Spätestens wenn der Nestbautrieb einsetzt, wird Geld ohnehin ein Thema. Babybett, Kleidung, Kinderwagen, Ausstattung – all das kostet Geld.

Doch wichtiger als die Frage, wer was bezahlt, ist eigentlich etwas anderes:
Wie reagiert dein Partner, wenn du über Geld sprichst?

Ist das Gespräch entspannt?
Oder spürst du ein leichtes Unbehagen?

Solche Bauchgefühle sollte man ernst nehmen. Wenn Geldgespräche schon in dieser Phase schwierig sind, wird es später meistens nicht einfacher. Und ein Alarmsignal ist defnitiv wenn er sagt, „Mach dir keine Gedanken, ich kümmere mich“ und du keine Einblicke in sein Konto hast. Das ist keine Partnerschaft auf Augenhöhe. Oder du bekommst ein Taschengeld und darfst es dann auch nur für bestimmte Sachen ausgeben

Was ökonomischer Missbrauch eigentlich bedeutet

Der Begriff ökonomischer Missbrauch beschreibt eine Form von Kontrolle über Geld und finanzielle Ressourcen. Dabei geht es nicht immer um offensichtliche Verbote oder extreme Situationen. Häufig beginnt es sehr subtil.

Zum Beispiel wenn:

  • eine Person über größere Ausgaben allein entscheidet

  • der andere kaum eigenes Geld zur Verfügung hat

  • finanzielle Entscheidungen nicht gemeinsam getroffen werden

  • jemand regelmäßig daran erinnert wird, dass er „kein eigenes Geld verdient“

Es geht dabei nicht nur um Geld selbst. Es geht um Möglichkeiten. Wer eigenes Geld hat, hat auch mehr Freiheit: Entscheidungen zu treffen, Grenzen zu setzen oder im Notfall gehen zu können.

Fehlt diese Möglichkeit, entsteht schnell eine Abhängigkeit.

Meine eigene Erfahrung mit finanzieller Abhängigkeit

Bei uns war die Situation etwas anders, aber das mulmige Gefühl kann ich trotzdem gut nachvollziehen.

Wir haben uns bewusst dafür entschieden, unsere Kinder kindergartenfrei aufwachsen zu lassen. Nicht fremdbetreuungsfrei, aber ohne klassischen Kindergartenalltag. Dadurch war klar, dass einer von uns mehr Zeit zu Hause verbringen würde.

Da mein Mann in seinem Beruf deutlich mehr verdient und zusätzlich einen Dienstwagen hat, war diese Aufteilung für uns logisch.

Gleichzeitig haben wir versucht, uns finanziell abzusichern. Wir haben geheiratet, Lebensversicherungen abgeschlossen und ich stehe zu fünfzig Prozent im Grundbuch unseres Hauses. Und ich mache unsere gemeinsame Steuererklärung und sehe dabei alle Kontoauszüge.

Das gibt eine gewisse Sicherheit.

Trotzdem bleibt ein mulmiges Gefühl, wenn man finanziell nicht vollständig unabhängig ist.

Warum eigenes Geld für viele Mütter plötzlich so wichtig wird

Als unser zweites Kind etwa zwei Jahre alt war, habe ich mich deshalb selbstständig gemacht.

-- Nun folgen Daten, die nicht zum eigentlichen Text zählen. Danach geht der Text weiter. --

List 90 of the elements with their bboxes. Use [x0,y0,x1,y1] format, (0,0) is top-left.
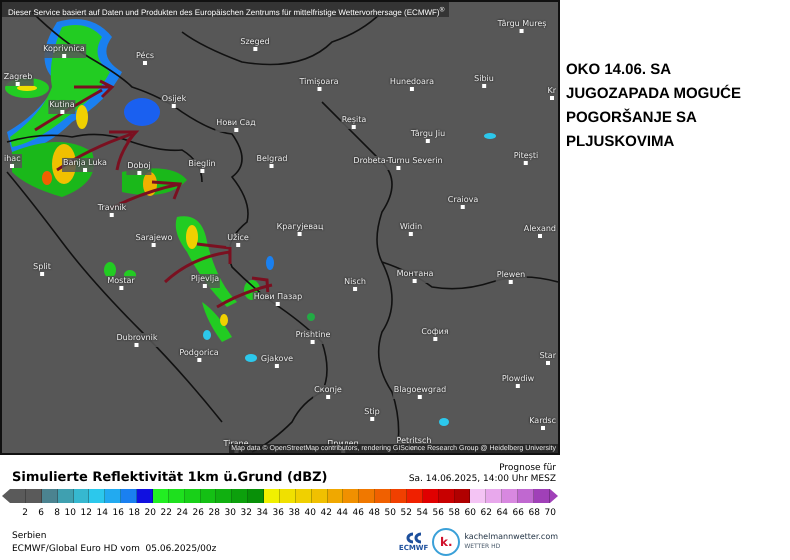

Mir ist klar geworden, dass ich nicht mehr in einer klassischen Agentur arbeiten wollte. Deadlines, permanenter Zeitdruck und starre Arbeitszeiten lassen sich nur schwer mit einem Familienalltag vereinbaren.

Die Selbstständigkeit fühlte sich freier an. Gleichzeitig habe ich gemerkt, dass Geld im Familienalltag manchmal eine ganz eigene Dynamik entwickelt.

Ich neige zum Beispiel dazu, Geld relativ schnell wieder auszugeben – meistens für Dinge rund um die Kinder. Kleidung, Aktivitäten, kleine Anschaffungen hier und da.

Während eine Person also laufend Geld in den Familienalltag investiert, kann es passieren, dass die andere Person gleichzeitig ein finanzielles Polster aufbaut.

Nicht unbedingt aus böser Absicht.
Aber weil unterschiedliche Rollen auch unterschiedliche Möglichkeiten schaffen.

Good to know:
Finanzielle Abhängigkeit entsteht oft schleichend

Die meisten Frauen geraten nicht bewusst in finanzielle Abhängigkeit. Es passiert Schritt für Schritt. Ein Jahr Elternzeit. Vielleicht noch ein weiteres. Dann ein Teilzeitjob. Und plötzlich merkt man, dass das eigene Einkommen fast verschwunden ist. Das ist kein persönliches Versagen. Es ist ein strukturelles Problem, das viele Familien betrifft.

Kleine schlaue Raupe, die etwas erklärt

Deine Hausaufgabe

Stelle dir einmal ehrlich diese Fragen:

  • Habe ich eigenes Geld zur Verfügung?

  • Treffe ich finanzielle Entscheidungen gleichberechtigt?

  • Könnte ich im Notfall finanziell für mich sorgen?

  • Traue ich mich mit meinem Partner über diese Themen zu sprechen?

Diese Fragen sollen keine Angst machen. Sie sollen Klarheit schaffen.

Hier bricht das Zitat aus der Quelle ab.